Following hints from others, I used a *working* copy of gparted to put a GPT 
label on a 5 TB disk in advance of attempting to install OI.

I took photos of the screen should anyone question this, but I don't see a 
reason to post them lest they cost someone on a measured connection.  After the 
OI fail, I booted gparted and took a picture of what it reported to verify that 
it was what I had done.

The simple fact of the matter is both the text and the GUI install completely 
ignore the GPT label on the disk. 

I created a 2 GB partition, a 100 GB partition and allocated the rest of the 
disk to a 3rd partition.  I then booted the OI disk which ignored the 
partitioning and refused to use more than 2 TB.

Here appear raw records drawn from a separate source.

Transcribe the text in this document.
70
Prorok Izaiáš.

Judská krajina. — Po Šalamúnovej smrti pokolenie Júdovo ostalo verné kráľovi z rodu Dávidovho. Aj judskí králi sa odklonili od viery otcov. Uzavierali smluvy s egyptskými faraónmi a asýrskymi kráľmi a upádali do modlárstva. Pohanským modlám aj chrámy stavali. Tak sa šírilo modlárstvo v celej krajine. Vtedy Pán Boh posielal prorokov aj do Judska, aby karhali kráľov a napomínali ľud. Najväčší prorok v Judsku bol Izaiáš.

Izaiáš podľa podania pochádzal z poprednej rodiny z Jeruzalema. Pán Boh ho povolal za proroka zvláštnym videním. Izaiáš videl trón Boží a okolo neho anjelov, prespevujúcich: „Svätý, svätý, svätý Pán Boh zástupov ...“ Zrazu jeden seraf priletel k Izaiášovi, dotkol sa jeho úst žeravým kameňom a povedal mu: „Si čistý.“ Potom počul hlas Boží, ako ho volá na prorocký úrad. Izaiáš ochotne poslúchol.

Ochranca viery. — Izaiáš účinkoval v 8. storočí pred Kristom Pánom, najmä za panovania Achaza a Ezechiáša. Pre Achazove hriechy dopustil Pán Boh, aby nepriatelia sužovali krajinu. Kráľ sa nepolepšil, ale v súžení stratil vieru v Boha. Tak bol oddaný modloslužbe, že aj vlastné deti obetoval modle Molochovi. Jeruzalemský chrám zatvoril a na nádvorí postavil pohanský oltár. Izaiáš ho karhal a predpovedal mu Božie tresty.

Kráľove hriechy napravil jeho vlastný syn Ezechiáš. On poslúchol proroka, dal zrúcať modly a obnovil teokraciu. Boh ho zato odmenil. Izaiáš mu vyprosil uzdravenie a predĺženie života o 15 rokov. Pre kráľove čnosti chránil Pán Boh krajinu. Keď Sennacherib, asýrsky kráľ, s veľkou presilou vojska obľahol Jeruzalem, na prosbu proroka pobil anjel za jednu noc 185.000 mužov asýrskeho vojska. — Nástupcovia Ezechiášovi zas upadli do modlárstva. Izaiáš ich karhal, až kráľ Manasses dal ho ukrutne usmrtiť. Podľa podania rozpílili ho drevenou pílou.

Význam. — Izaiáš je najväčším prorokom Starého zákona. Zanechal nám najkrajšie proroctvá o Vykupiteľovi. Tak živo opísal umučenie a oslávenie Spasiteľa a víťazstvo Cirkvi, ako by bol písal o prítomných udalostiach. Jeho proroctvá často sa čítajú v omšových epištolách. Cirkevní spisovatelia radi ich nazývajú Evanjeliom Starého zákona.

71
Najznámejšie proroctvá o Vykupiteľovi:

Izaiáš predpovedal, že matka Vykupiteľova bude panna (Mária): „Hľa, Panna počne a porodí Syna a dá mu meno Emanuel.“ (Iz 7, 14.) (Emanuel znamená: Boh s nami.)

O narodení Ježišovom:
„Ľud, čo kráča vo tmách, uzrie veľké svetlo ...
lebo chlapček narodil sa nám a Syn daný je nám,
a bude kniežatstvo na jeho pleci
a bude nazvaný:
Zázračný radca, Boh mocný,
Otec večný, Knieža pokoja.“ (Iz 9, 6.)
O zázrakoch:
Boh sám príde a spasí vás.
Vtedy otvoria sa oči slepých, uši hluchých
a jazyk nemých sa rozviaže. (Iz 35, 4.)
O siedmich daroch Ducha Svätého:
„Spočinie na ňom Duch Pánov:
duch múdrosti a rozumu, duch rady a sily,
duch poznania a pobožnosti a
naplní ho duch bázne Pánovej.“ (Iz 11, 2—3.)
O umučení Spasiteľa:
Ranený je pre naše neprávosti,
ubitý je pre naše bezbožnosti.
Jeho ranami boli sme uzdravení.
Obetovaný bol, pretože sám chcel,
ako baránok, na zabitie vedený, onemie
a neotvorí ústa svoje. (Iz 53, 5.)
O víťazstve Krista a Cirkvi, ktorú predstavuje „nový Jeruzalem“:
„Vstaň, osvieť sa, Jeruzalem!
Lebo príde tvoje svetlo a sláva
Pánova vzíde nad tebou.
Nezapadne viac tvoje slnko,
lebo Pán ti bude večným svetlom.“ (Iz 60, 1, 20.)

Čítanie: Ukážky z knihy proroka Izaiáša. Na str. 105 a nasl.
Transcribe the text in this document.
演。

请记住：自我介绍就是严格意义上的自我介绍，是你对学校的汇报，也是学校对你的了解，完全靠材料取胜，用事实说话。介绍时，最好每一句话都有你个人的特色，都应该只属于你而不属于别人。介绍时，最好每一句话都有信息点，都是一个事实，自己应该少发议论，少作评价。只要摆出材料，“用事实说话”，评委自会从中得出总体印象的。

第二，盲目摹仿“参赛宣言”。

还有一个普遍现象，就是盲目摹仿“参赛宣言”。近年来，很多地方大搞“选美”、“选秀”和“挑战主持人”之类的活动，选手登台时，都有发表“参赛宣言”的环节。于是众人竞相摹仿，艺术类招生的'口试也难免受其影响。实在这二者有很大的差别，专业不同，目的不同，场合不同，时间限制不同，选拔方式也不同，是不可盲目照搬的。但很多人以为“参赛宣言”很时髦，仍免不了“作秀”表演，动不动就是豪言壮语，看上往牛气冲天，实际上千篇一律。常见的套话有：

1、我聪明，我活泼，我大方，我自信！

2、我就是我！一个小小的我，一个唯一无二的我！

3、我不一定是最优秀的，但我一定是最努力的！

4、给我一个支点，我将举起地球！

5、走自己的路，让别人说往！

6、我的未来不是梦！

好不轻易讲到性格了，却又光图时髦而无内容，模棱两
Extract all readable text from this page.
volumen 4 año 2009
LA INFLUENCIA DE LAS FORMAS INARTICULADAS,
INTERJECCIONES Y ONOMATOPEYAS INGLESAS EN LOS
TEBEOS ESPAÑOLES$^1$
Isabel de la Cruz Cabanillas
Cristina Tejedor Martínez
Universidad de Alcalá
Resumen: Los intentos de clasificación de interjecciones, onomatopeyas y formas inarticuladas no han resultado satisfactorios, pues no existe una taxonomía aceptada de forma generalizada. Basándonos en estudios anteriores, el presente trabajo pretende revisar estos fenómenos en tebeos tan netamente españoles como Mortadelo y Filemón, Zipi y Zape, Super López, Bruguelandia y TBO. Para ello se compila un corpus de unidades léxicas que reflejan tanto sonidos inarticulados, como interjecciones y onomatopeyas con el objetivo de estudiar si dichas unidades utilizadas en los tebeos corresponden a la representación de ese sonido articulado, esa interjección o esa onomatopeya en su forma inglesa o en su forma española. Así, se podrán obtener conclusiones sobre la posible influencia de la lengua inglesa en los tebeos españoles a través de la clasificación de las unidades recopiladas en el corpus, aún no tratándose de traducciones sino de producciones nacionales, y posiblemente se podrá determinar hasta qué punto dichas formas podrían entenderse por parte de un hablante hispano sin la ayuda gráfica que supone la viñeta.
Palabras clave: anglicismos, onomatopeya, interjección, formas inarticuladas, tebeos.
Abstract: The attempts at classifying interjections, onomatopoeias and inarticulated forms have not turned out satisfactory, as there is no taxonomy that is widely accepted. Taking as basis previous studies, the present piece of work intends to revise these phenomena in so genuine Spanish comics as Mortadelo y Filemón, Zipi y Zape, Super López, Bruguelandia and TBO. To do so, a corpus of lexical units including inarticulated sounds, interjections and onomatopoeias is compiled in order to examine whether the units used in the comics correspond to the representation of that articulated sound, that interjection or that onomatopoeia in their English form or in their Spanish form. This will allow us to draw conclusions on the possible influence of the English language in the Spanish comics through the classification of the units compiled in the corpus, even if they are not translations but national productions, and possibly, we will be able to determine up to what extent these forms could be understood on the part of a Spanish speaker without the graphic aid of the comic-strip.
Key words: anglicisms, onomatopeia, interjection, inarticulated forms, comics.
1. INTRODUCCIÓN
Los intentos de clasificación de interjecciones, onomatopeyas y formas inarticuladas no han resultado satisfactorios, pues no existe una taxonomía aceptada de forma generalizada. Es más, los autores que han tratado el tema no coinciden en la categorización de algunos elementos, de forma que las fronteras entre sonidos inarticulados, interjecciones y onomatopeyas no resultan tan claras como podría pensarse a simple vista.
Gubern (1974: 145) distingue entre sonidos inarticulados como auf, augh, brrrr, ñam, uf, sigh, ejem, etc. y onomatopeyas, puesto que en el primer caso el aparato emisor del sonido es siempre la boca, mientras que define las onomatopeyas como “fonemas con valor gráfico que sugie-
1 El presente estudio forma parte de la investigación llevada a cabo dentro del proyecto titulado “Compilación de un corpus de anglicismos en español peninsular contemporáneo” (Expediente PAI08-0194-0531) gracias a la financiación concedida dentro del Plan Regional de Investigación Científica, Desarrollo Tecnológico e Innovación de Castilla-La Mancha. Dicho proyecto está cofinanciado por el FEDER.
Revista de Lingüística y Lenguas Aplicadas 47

This is simply a failure to actually test the image before release.  Relative 
to creating a distribution ISO image, testing it is vanishingly little work.  I 
do not know and do not care whose neck this albatross should be hung around.  
But I firmly hope that those who do know remove this person from the role.  
This does more damage to OI than can be described.  I have multiple Z400s and 
an Ultra 20 as well as several functional older machines.  I shall be more than 
happy to test an install image before it is put up for general use.

I was, and still am willing to work on OI.  But the lack of anything resembling 
cooperation makes that rather difficult.  The computer is the final arbiter.  
If OI fails on a system Sun certified for Solaris 10 there is a very serious QC 
issue.  You can't blame this on the difficulties posed by "arbitrary hardware".